Pay: 70-85
Contract Duration: 12 MO
Work Arrangement: Hybrid Toronto
We may use artificial intelligence tools to assist with the screening, assessment, or selection of potential applicants for this position.
Vacancy: This posting is for a currently vacant role, and the successful candidate will be hired into an existing open position.
Required qualifications
- 8+ years in ML engineering, data engineering, or software engineering, with substantial recent time at a staff/lead level of technical scope.
- Strong Python and software engineering fundamentals - testing, packaging, code review, refactoring legacy or exploratory code without breaking behavior.
- Production experience with Azure ML: jobs, pipelines, compute, model registry, endpoints, MLflow tracking.
- Strong SQL and Snowflake experience, including performance and cost tuning on large tables.

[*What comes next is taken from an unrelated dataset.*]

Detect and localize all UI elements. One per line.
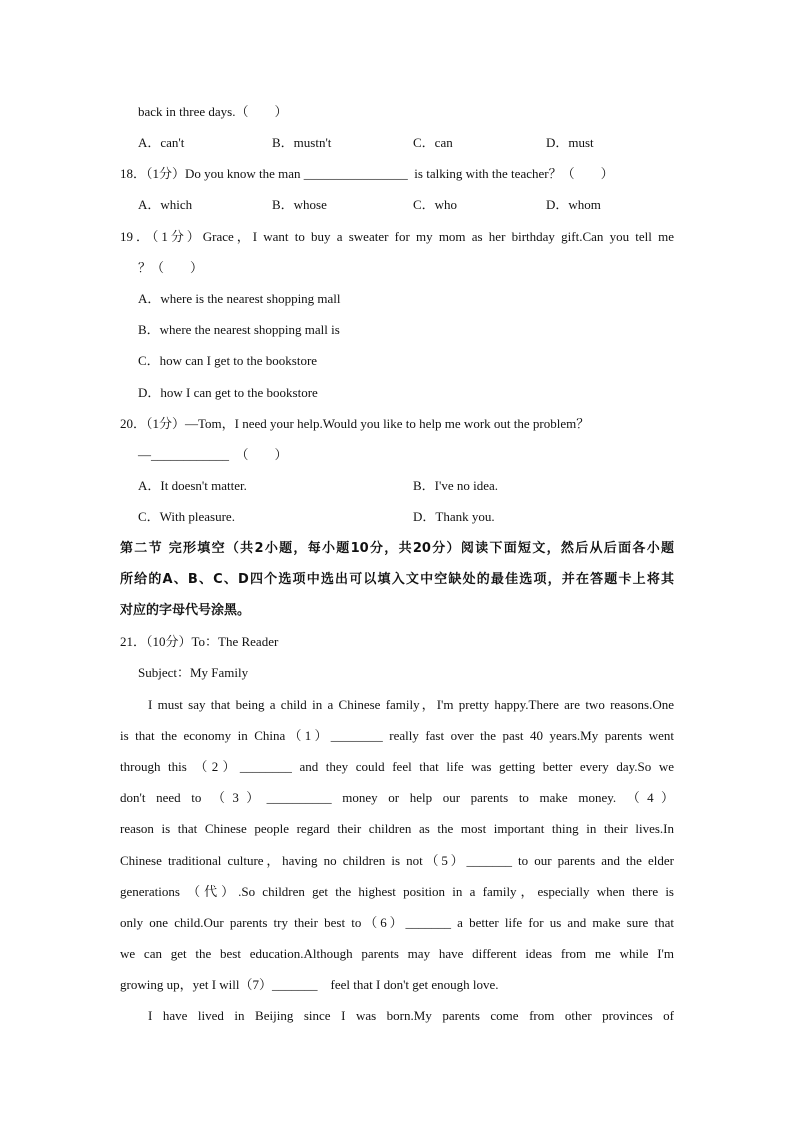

- CI/CD experience with Azure DevOps (or equivalent) for ML workloads.
- Demonstrated experience building ML monitoring and observability in production - not just standing up a dashboard, but defining what to measure and what to do when it moves.
- Working knowledge of explainability methods (e.g. SHAP, permutation importance, forecast decomposition) and the judgment to know their limits.
- Time series forecasting experience: hierarchical forecasts, intermittent demand, proper backtesting and evaluation design.
- Clear written and verbal communication with non-technical stakeholders.
Nice to have
- Direct experience with o9 Solutions, or comparable planning platforms (SAP IBP, Kinaxis, Blue Yonder).
- CPG, retail, or consumer goods demand planning and supply chain context.
- Databricks/Spark, dbt, Azure Data Factory, Power BI.
- Feature store, containerization, or infrastructure-as-code experience.